Each record in the request may be parsed and processes individually as if it was an incoming stream. This has three advantages:

  1. Avoiding the server waiting for all of the content to be received before parsing
  2. Avoiding increased memory requirements by the consuming application to construct a single, properly formed JSON structure. Instead, consuming applications may construct individual records for resource creation and flush the request to the server, allowing the server to treat the incoming request as a stream and process records as they are available
  3. Avoiding malformed JSON from causing the entire request from failing

The content type should be application/json-seq, as defined by RFC 7464 to differentiate between a single JSON document containing multiple records, and record-separated JSON documents that may be parsed individually.

Note: The OpenAPI specification doesn’t currently support specifying this content type properly, since it isn’t an array. Therefore, use caution when choosing this approach as code generators, validators, and other automation tools may not be able to properly handle this content type.

Adaptive Sync vs. Async Processing Design

For some situations, the amount of data provided, and the backend I/O required to support the operation, may be small enough to return the results immediately. In this case, return a 207 Multi-Status response with the details immediately.

For bulk imports that will take longer than a few seconds, the API should return validate the request, queue the work to be done, then respond immediately a 202 Accepted response along a Location header to the resource instance that represents the bulk import process details. Clients may then follow-up to see if the import was completed and obtain the results of the bulk import process, if so desired.
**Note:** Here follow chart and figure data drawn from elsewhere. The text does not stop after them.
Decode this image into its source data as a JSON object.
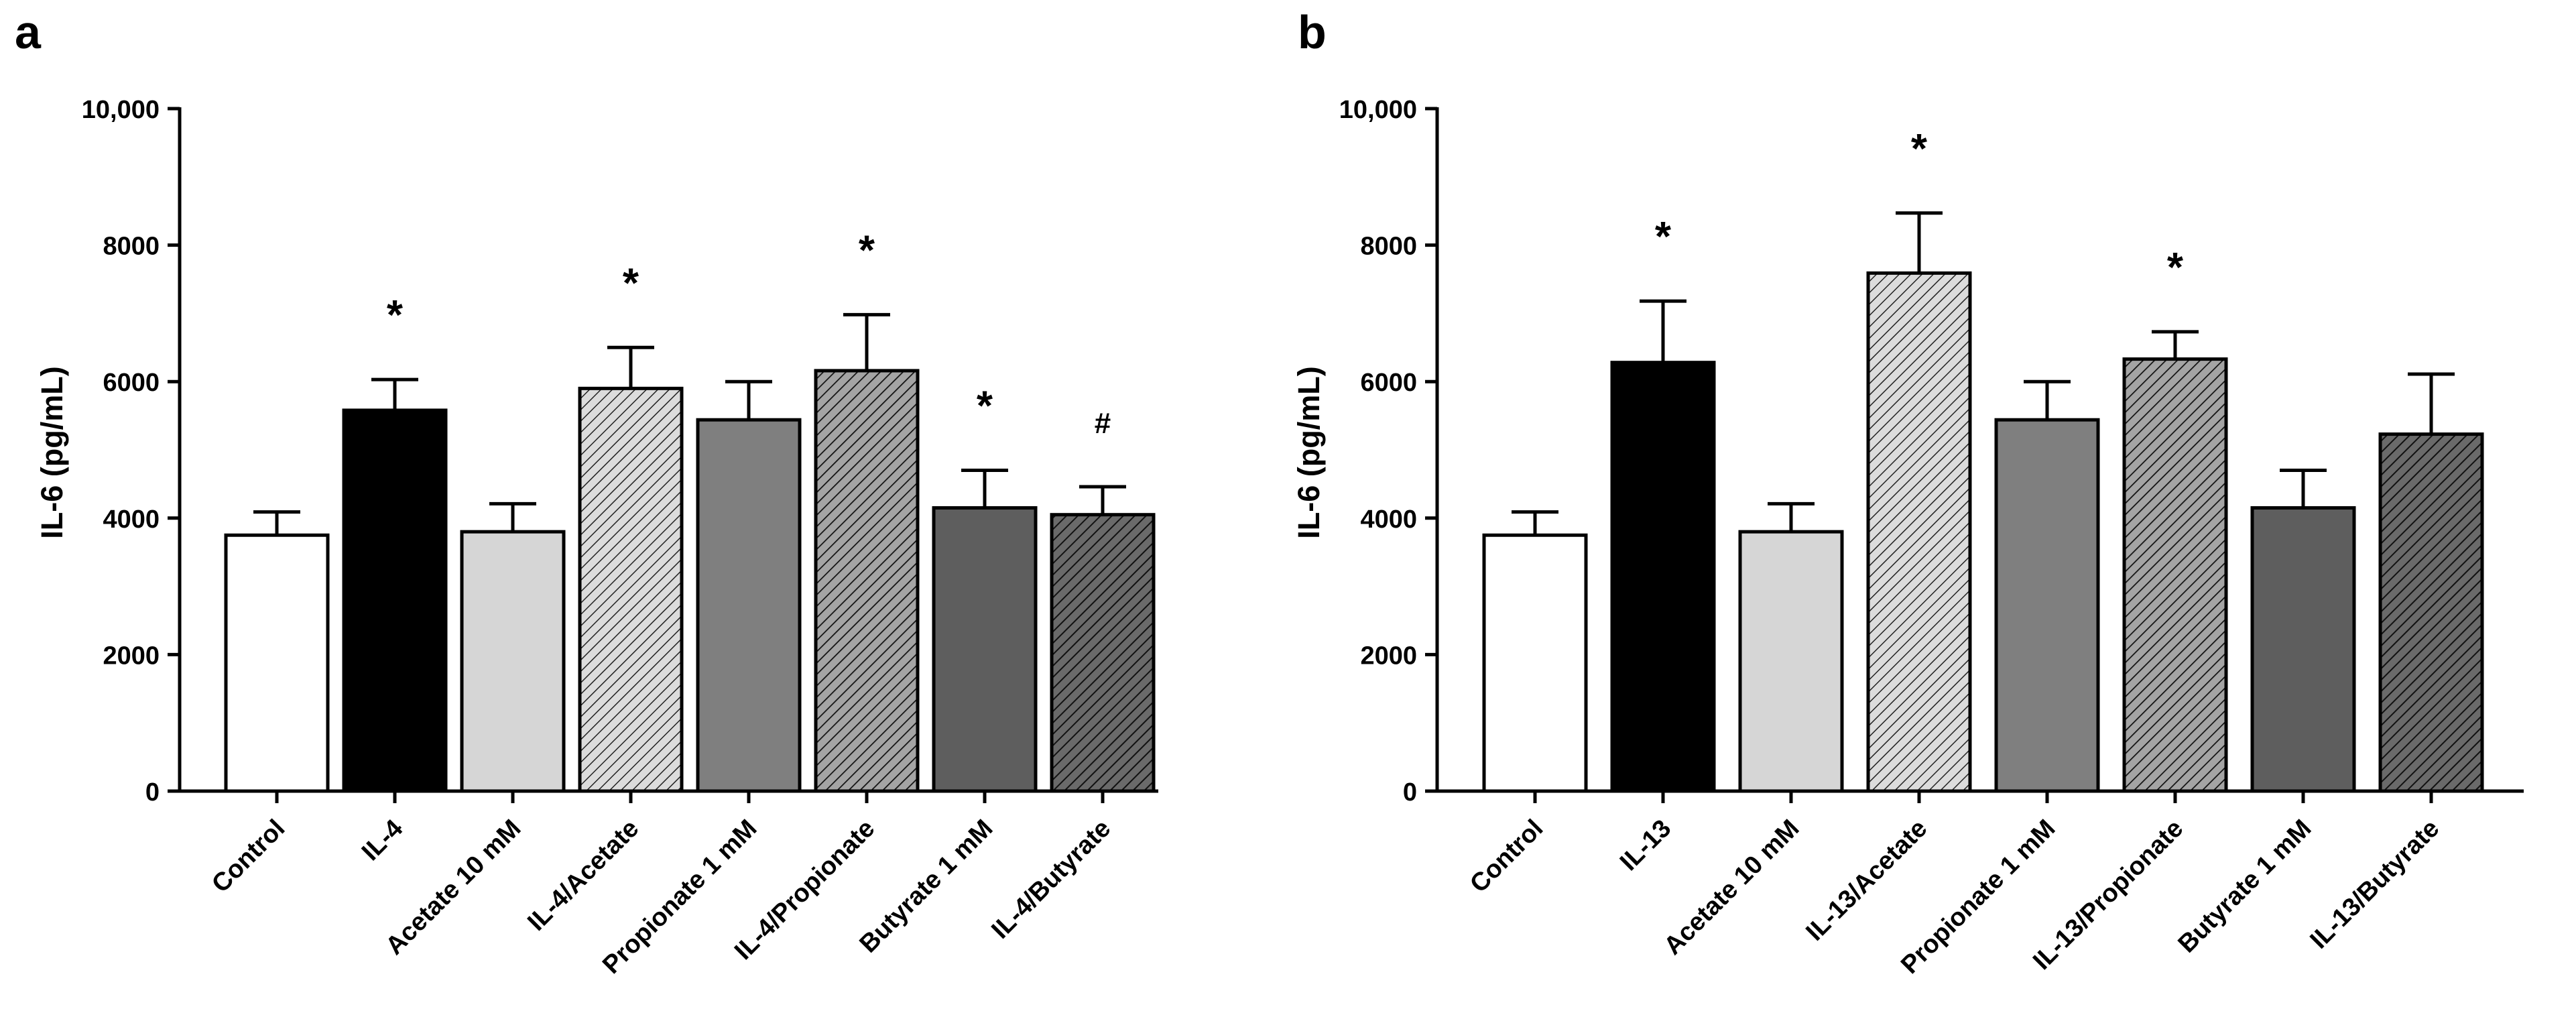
{
  "chart_data": [
    {
      "panel_label": "a",
      "type": "bar",
      "title": "",
      "xlabel": "",
      "ylabel": "IL-6 (pg/mL)",
      "ylim": [
        0,
        10000
      ],
      "yticks": [
        0,
        2000,
        4000,
        6000,
        8000,
        10000
      ],
      "ytick_labels": [
        "0",
        "2000",
        "4000",
        "6000",
        "8000",
        "10,000"
      ],
      "grid": false,
      "categories": [
        "Control",
        "IL-4",
        "Acetate 10 mM",
        "IL-4/Acetate",
        "Propionate 1 mM",
        "IL-4/Propionate",
        "Butyrate 1 mM",
        "IL-4/Butyrate"
      ],
      "values": [
        3750,
        5580,
        3800,
        5900,
        5440,
        6160,
        4150,
        4050
      ],
      "errors": [
        340,
        450,
        410,
        600,
        560,
        820,
        550,
        410
      ],
      "significance": [
        "",
        "*",
        "",
        "*",
        "",
        "*",
        "*",
        "#"
      ],
      "fills": [
        "white",
        "black",
        "light",
        "light-hatch",
        "medium",
        "medium-hatch",
        "dark",
        "dark-hatch"
      ]
    },
    {
      "panel_label": "b",
      "type": "bar",
      "title": "",
      "xlabel": "",
      "ylabel": "IL-6 (pg/mL)",
      "ylim": [
        0,
        10000
      ],
      "yticks": [
        0,
        2000,
        4000,
        6000,
        8000,
        10000
      ],
      "ytick_labels": [
        "0",
        "2000",
        "4000",
        "6000",
        "8000",
        "10,000"
      ],
      "grid": false,
      "categories": [
        "Control",
        "IL-13",
        "Acetate 10 mM",
        "IL-13/Acetate",
        "Propionate 1 mM",
        "IL-13/Propionate",
        "Butyrate 1 mM",
        "IL-13/Butyrate"
      ],
      "values": [
        3750,
        6280,
        3800,
        7590,
        5440,
        6330,
        4150,
        5230
      ],
      "errors": [
        340,
        900,
        410,
        880,
        560,
        400,
        550,
        880
      ],
      "significance": [
        "",
        "*",
        "",
        "*",
        "",
        "*",
        "",
        ""
      ],
      "fills": [
        "white",
        "black",
        "light",
        "light-hatch",
        "medium",
        "medium-hatch",
        "dark",
        "dark-hatch"
      ]
    }
  ]
}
This supports the requirement of offloading bulk/batch import operations to background workers.

Wrap-Up

Adding bulk or batch import support to your API can help you and your clients optimise their interactions. By applying the application/json-seq content type, each record can be parsed and processed independently while conserving memory and CPU by reducing the parsing effort required for very large documents. Finally, by using the different response codes in an appropriate manner, your API design can be used to adapt to a variety of circumstances, including high workload periods where resources are limited and or when large datasets are submitted.